Typical, favorite family stories involve visits with loving grandparents, trips to amusement parks and Christmas dinners.

Favorite military family stories usually are in far-flung locations, away from extended family and often involve some type of military movement, jargon or equipment.

As PCS season swiftly approaches and many of you are prepping for moving day, I want to share with you my family’s favorite story and tale of a PCS gone woefully wrong.

***

We were leaving Greensboro, N.C. for Tampa, Fla. My husband had been back just a matter of days after being gone for nearly three years to Kuwait and Iraq. He had just four months at home between each of those tours. To say we were not on the same sheet of music is an understatement.

He was determined to make money on the PCS move so he called off the professional movers and rented a U-Haul truck - the biggest one they make.

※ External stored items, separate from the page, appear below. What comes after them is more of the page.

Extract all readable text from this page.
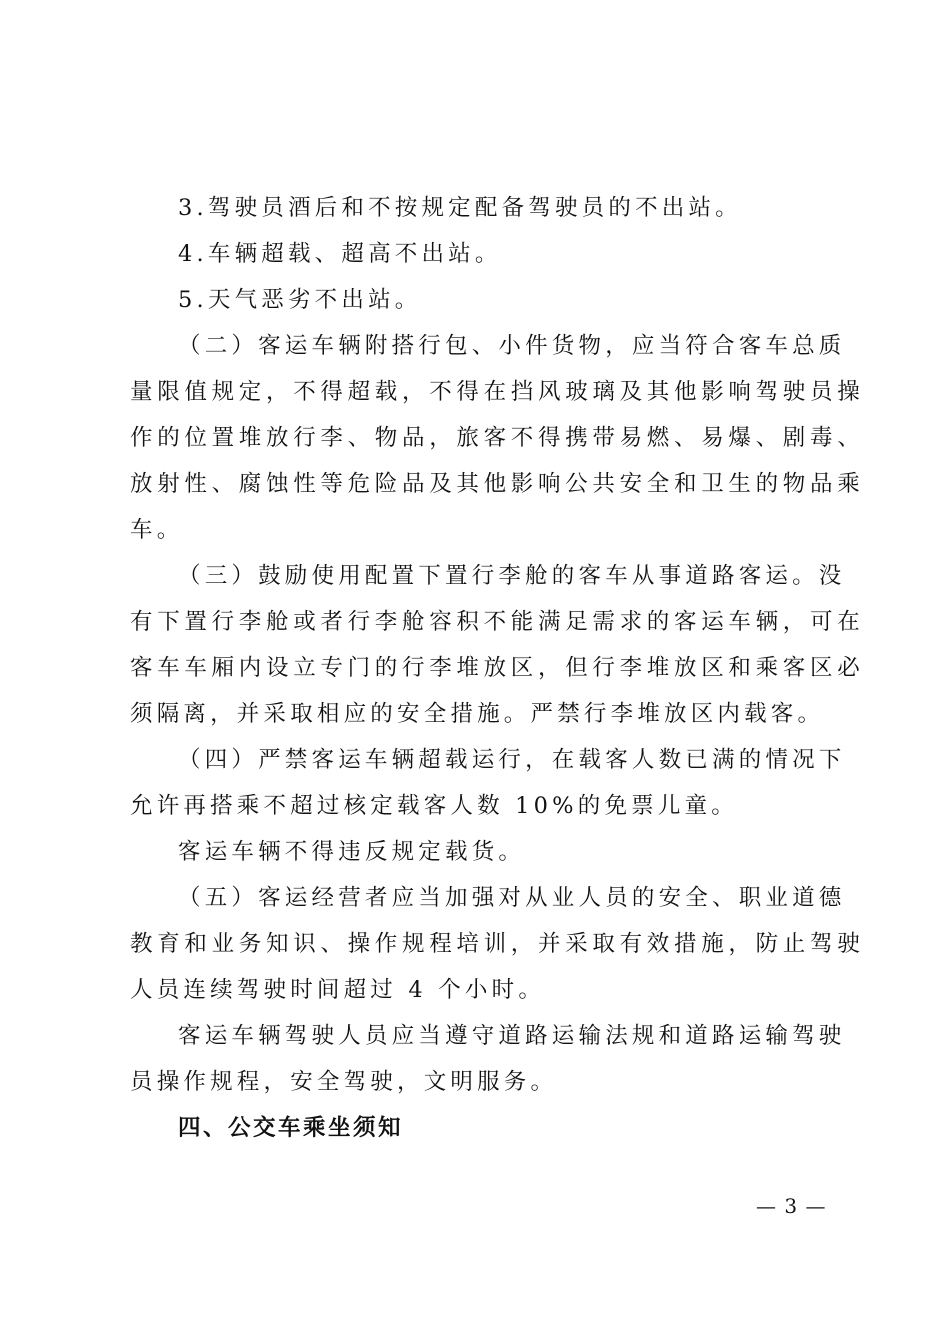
3.驾驶员酒后和不按规定配备驾驶员的不出站。
4.车辆超载、超高不出站。
5.天气恶劣不出站。
（二）客运车辆附搭行包、小件货物，应当符合客车总质
量限值规定，不得超载，不得在挡风玻璃及其他影响驾驶员操
作的位置堆放行李、物品，旅客不得携带易燃、易爆、剧毒、
放射性、腐蚀性等危险品及其他影响公共安全和卫生的物品乘
车。
（三）鼓励使用配置下置行李舱的客车从事道路客运。没
有下置行李舱或者行李舱容积不能满足需求的客运车辆，可在
客车车厢内设立专门的行李堆放区，但行李堆放区和乘客区必
须隔离，并采取相应的安全措施。严禁行李堆放区内载客。
（四）严禁客运车辆超载运行，在载客人数已满的情况下
允许再搭乘不超过核定载客人数 10%的免票儿童。
客运车辆不得违反规定载货。
（五）客运经营者应当加强对从业人员的安全、职业道德
教育和业务知识、操作规程培训，并采取有效措施，防止驾驶
人员连续驾驶时间超过 4 个小时。
客运车辆驾驶人员应当遵守道路运输法规和道路运输驾驶
员操作规程，安全驾驶，文明服务。
四、公交车乘坐须知
— 3 —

He hitched his pickup truck to the back of it and filled it with household goods. I couldn’t see out of my back window for the pile of suitcases tossed in the rear.

And, there was still stuff in the house. It was very, stressful.

As we tried not to argue or walk out on each other as we haphazardly began throwing items into the trash for no better reason than the fact that they didn’t fit, my friend Kim arrived to help. I think we may have scared her.

Regardless, the pile was soon down to a single nightstand, sitting squarely in the middle of our bedroom. Kim saw the exhaustion in our faces and ran out to find us food in the wee hours of the night.

She drove away and I heard a scream from inside. Our oldest children, toddlers at the time, were running in circles around the nightstand. Our 2-year-old managed to fall and bust her head against the only piece of furniture in the house.

Seriously.

There was blood everywhere.

I tossed the babies in the car and took off for the hospital. My car was so stuffed that my husband couldn’t squeeze in. He followed us in his U-Haul with the pickup truck dragging behind.

We left every light in the house on.

The front door was wide open.

The front steps were stained with blood.

Hours later I checked my phone, which didn’t receive a signal in the hospital.

Kim had left a message.

“I don’t know where you are, but nothing good has happened here.”

By sunrise, the baby was fine, Kim was confident we were not dragged from the house bloody and beaten and we were headed down I-95 with our caravan of stuff.

The night stand was left, abandoned, by the curb.